14: Who Knows How Long I've Loved You

1.4K 51 32
                                    

Part Two | Chapter Fourteen: Who Knows How Long I've Loved You

Newport, Rhode Island

July 1919

The cemetery is just as one would imagine it to be in the middle of the night, eerie and cold, with shadows lurking, making you question your sanity. The church stands to the left of it and the entire land is surrounded nearly all the way by a forest. The wind blows, strangely cold despite it being July. I should have brought a shawl, I think, as I walk past the gates, careful not to step on any headstones embedded into the ground. The earth crunches beneath my foot, my arms around my body.

The priest besides me nods his head towards the cemetery and then disappears as he walks in the dark to the church. "I'll have someone wait outside for you," he calls out from somewhere. He finally understood that I was trying to say cemetery.

I only see the figure when I squint.
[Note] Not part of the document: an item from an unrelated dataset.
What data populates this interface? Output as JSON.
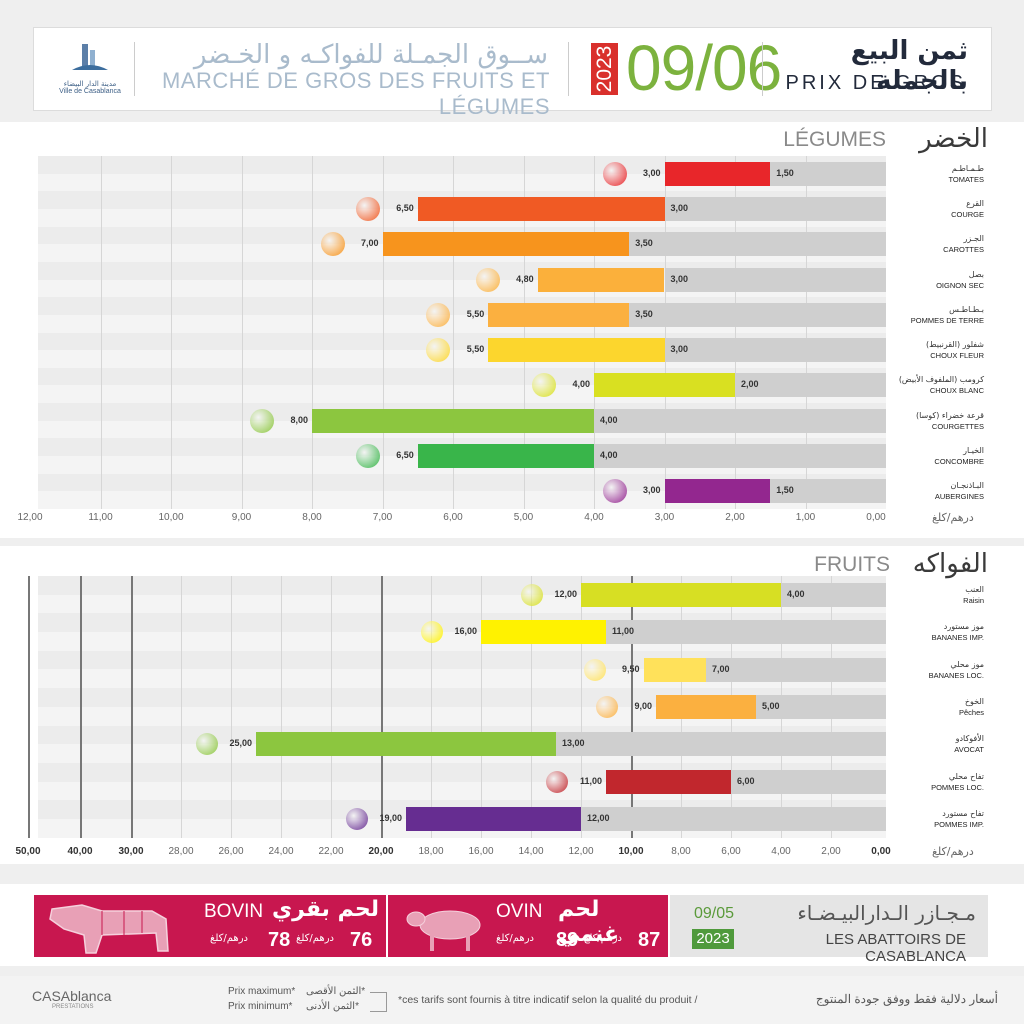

It's a shape I recognize all too well, sitting with its knees drawn to it's chest, resting its back on the concrete headstone.
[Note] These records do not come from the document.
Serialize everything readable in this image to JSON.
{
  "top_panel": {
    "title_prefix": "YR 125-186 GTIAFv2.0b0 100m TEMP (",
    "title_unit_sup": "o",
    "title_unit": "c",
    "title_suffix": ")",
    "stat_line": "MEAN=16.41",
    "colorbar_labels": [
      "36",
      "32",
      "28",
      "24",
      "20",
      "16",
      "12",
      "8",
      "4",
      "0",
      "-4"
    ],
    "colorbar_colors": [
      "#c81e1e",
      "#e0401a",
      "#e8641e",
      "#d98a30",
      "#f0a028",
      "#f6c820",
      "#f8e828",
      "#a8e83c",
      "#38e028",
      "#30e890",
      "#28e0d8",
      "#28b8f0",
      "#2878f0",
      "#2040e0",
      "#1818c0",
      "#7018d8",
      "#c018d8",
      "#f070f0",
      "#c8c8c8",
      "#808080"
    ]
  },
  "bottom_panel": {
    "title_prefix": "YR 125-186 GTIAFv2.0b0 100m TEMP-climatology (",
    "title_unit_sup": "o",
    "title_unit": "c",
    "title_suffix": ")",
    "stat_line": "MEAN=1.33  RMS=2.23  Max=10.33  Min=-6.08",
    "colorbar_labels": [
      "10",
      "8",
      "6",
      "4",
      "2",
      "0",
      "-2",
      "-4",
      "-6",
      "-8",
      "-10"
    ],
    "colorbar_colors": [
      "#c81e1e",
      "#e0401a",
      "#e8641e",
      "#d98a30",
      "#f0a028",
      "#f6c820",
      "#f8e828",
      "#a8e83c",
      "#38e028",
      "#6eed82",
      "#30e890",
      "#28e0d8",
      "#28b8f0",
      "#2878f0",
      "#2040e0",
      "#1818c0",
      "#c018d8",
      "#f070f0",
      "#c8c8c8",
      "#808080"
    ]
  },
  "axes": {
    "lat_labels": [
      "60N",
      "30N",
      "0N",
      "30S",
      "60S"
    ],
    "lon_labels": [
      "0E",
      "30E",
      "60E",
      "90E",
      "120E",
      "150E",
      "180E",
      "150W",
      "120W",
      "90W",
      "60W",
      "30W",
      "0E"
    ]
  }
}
I approach with caution even though all I want to do is march up to him and demand what his problem is. One look at his face though wipes any rage I have directed at him, the odd squeeze of my stomach returning as I settle down beside him, knees on the cold, grassless ground.
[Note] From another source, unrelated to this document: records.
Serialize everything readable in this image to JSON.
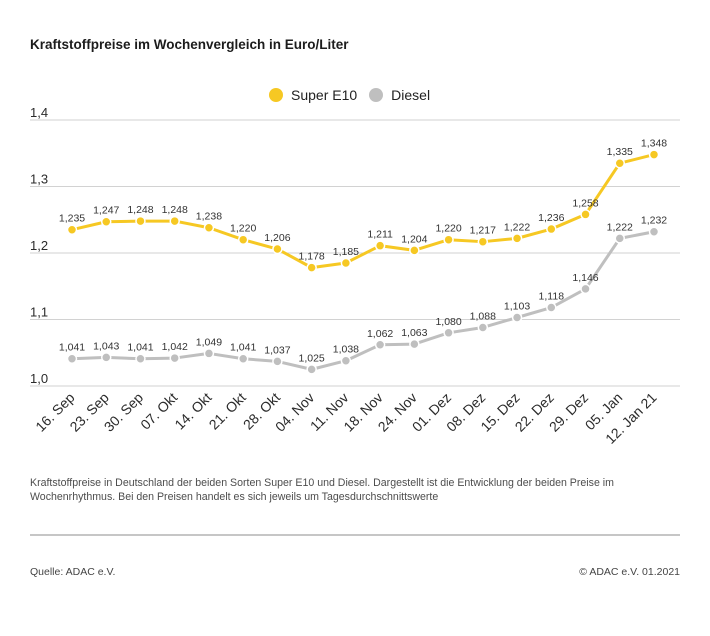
{
  "caption_lines": [
    "Kraftstoffpreise in Deutschland der beiden Sorten Super E10 und Diesel. Dargestellt ist die Entwicklung der beiden Preise im",
    "Wochenrhythmus. Bei den Preisen handelt es sich jeweils um Tagesdurchschnittswerte"
  ],
  "footer": {
    "source": "Quelle: ADAC e.V.",
    "copyright": "© ADAC e.V. 01.2021"
  },
  "chart_data": {
    "type": "line",
    "title": "Kraftstoffpreise im Wochenvergleich in Euro/Liter",
    "categories": [
      "16. Sep",
      "23. Sep",
      "30. Sep",
      "07. Okt",
      "14. Okt",
      "21. Okt",
      "28. Okt",
      "04. Nov",
      "11. Nov",
      "18. Nov",
      "24. Nov",
      "01. Dez",
      "08. Dez",
      "15. Dez",
      "22. Dez",
      "29. Dez",
      "05. Jan",
      "12. Jan 21"
    ],
    "series": [
      {
        "name": "Super E10",
        "color": "#f6c823",
        "values": [
          1.235,
          1.247,
          1.248,
          1.248,
          1.238,
          1.22,
          1.206,
          1.178,
          1.185,
          1.211,
          1.204,
          1.22,
          1.217,
          1.222,
          1.236,
          1.258,
          1.335,
          1.348
        ],
        "value_labels": [
          "1,235",
          "1,247",
          "1,248",
          "1,248",
          "1,238",
          "1,220",
          "1,206",
          "1,178",
          "1,185",
          "1,211",
          "1,204",
          "1,220",
          "1,217",
          "1,222",
          "1,236",
          "1,258",
          "1,335",
          "1,348"
        ]
      },
      {
        "name": "Diesel",
        "color": "#bfbfbf",
        "values": [
          1.041,
          1.043,
          1.041,
          1.042,
          1.049,
          1.041,
          1.037,
          1.025,
          1.038,
          1.062,
          1.063,
          1.08,
          1.088,
          1.103,
          1.118,
          1.146,
          1.222,
          1.232
        ],
        "value_labels": [
          "1,041",
          "1,043",
          "1,041",
          "1,042",
          "1,049",
          "1,041",
          "1,037",
          "1,025",
          "1,038",
          "1,062",
          "1,063",
          "1,080",
          "1,088",
          "1,103",
          "1,118",
          "1,146",
          "1,222",
          "1,232"
        ]
      }
    ],
    "ylim": [
      1.0,
      1.4
    ],
    "y_ticks": [
      1.0,
      1.1,
      1.2,
      1.3,
      1.4
    ],
    "y_tick_labels": [
      "1,0",
      "1,1",
      "1,2",
      "1,3",
      "1,4"
    ],
    "grid": true,
    "legend_position": "top-center",
    "data_labels": true
  }
}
His eyes are closed, but when he senses me, they open, and a small smile spreads across his lips. "You found me."

"I did."

"Did I worry you?"

I touch his frigid hand and sit besides him, resting my back on the tombstone. "You have no idea, Styles."

"I'm sorry."

I don't want to make him feel guilty so I change the topic. Glancing back at the headstone, I ask, "Who's grave is this?"

Harry's head rolls until it lands on my shoulder and I freeze, alarmed by the physical intimacy. I haven't spoken to him all day, it seems like I haven't seen him in days.

"Nedjem Bahman III."

"Wow."

"I know. It's quite a name." Harry's voice rumbles softly, his breath against my neck, suddenly the only warm part of my body. "He'd say in his thick French accent, 'Hey, man, that's unfair, non? You've got a stupid name too! Edward? Stupid!'."

I turn to look at the grave again, reading. "He was only 19." I gently begin to trace over the inscription, too dark to be legible.

"His aunt is beside him."

I follow where he's pointing to find the grave of Noor Bahman, slightly older with more moss on the concrete. I don't see an inscription on her headstone.

Silence engulfs us again. I stop touching Nedjem's headstone, feeling as if I'm being too intrusive. Surely a living stranger doesn't want to be touched, and a dead one may feel the same. I imagine an apparition in front of me, faceless, a ghost in a uniform I saw my own husband in. He glares down at me for sitting against the stone. I pull away from it. Eternal peace does not include getting touched by random strangers.

Harry stares into the woods, unblinking. "A cemetery is very creepy at night," he finally says, voice rough from lack of use.

"True," I say nervously, tugging on my sleeves. "I feel like someone's watching me."

"I like to think every soul in this graveyard is looking at us."

This statement certainly doesn't help my nerves. "Oh."